Uygarlıklar beşiği Anadolu çağlar gerisine uzanan karanlık bir tünele sürükleniyor.
Tarihi boyunca acıların harman olduğu Anadolu’da, ısıtılan kurbağa örneği sürecini bir kez daha milletçe yaşıyoruz!..
Oysa Atatürk Türkiye’sine kolay ulaşmamıştık….
Tarihinde çok büyük acılar gören milletimiz, 20. yüzyılın başında ülkemizin işgali gibi bir faciayı yaşadı.

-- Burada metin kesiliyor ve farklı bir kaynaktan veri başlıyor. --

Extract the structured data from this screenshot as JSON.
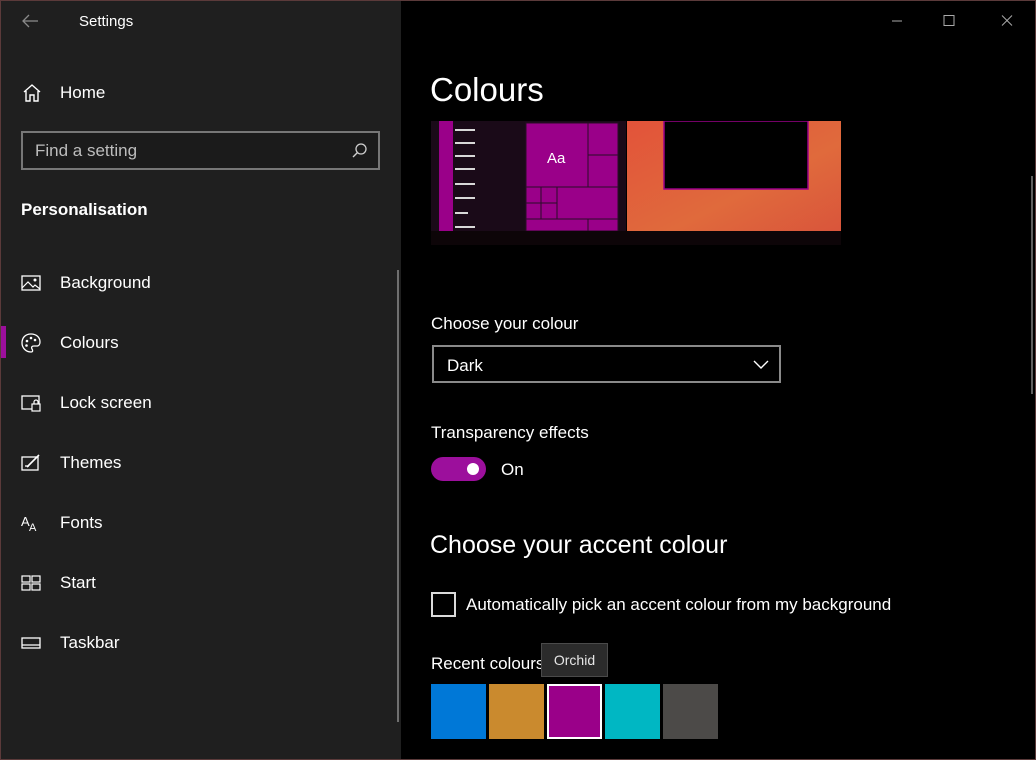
{
  "window": {
    "title": "Settings"
  },
  "sidebar": {
    "home_label": "Home",
    "search_placeholder": "Find a setting",
    "section_heading": "Personalisation",
    "items": [
      {
        "label": "Background",
        "icon": "image-icon",
        "selected": false
      },
      {
        "label": "Colours",
        "icon": "palette-icon",
        "selected": true
      },
      {
        "label": "Lock screen",
        "icon": "lock-screen-icon",
        "selected": false
      },
      {
        "label": "Themes",
        "icon": "themes-icon",
        "selected": false
      },
      {
        "label": "Fonts",
        "icon": "fonts-icon",
        "selected": false
      },
      {
        "label": "Start",
        "icon": "start-icon",
        "selected": false
      },
      {
        "label": "Taskbar",
        "icon": "taskbar-icon",
        "selected": false
      }
    ]
  },
  "main": {
    "page_title": "Colours",
    "preview": {
      "sample_text": "Aa"
    },
    "choose_colour": {
      "label": "Choose your colour",
      "selected": "Dark"
    },
    "transparency": {
      "label": "Transparency effects",
      "state": "On",
      "on": true
    },
    "accent": {
      "title": "Choose your accent colour",
      "auto_pick_label": "Automatically pick an accent colour from my background",
      "auto_pick_checked": false,
      "recent_label": "Recent colours",
      "tooltip": "Orchid",
      "recent_colours": [
        "#0078d7",
        "#ca8a2e",
        "#9a0089",
        "#00b7c3",
        "#4c4a48"
      ],
      "selected_index": 2
    }
  },
  "colors": {
    "accent": "#9a0089",
    "sidebar_bg": "#1f1f1f",
    "main_bg": "#000000"
  }
}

Atatürk’ün önderliğinde “Ya İstiklal, Ya Ölüm” diyerek ayağa kalkan milletimiz, verdiği milli bağımsızlık savaşıyla, aziz vatanın her köşesini sulayan kanların bedeli olan Türkiye Cumhuriyeti Devletini kurdu.
Öyle ki;
“Vatanın bağrına düşman dayamış hançerini;
Yok mudur kurtaracak baht-ı kara maderini?” diyen,
Büyük vatan şairi Namık Kemal’den,
“Vatanın bağrına düşman dayasın hançerini;
Bulunur kurtaracak bahtı kara maderini.”diyen,
Bu toprakların yetiştirdiği büyük devrimci Mustafa Kemal Atatürk’e uzanan, uzun, meşakkatli ve zorlu yolun ulaştığı sonuç : Kimsesizlerin kimsesi olan cumhuriyetimiz…
Kurtuluşu ve kuruluşu gerçekleştirenler, daha işgal süresinde ülkenin temel sorunlarını ve çıkış yollarını araştırılırken üç ana sorun tespit ediyorlar.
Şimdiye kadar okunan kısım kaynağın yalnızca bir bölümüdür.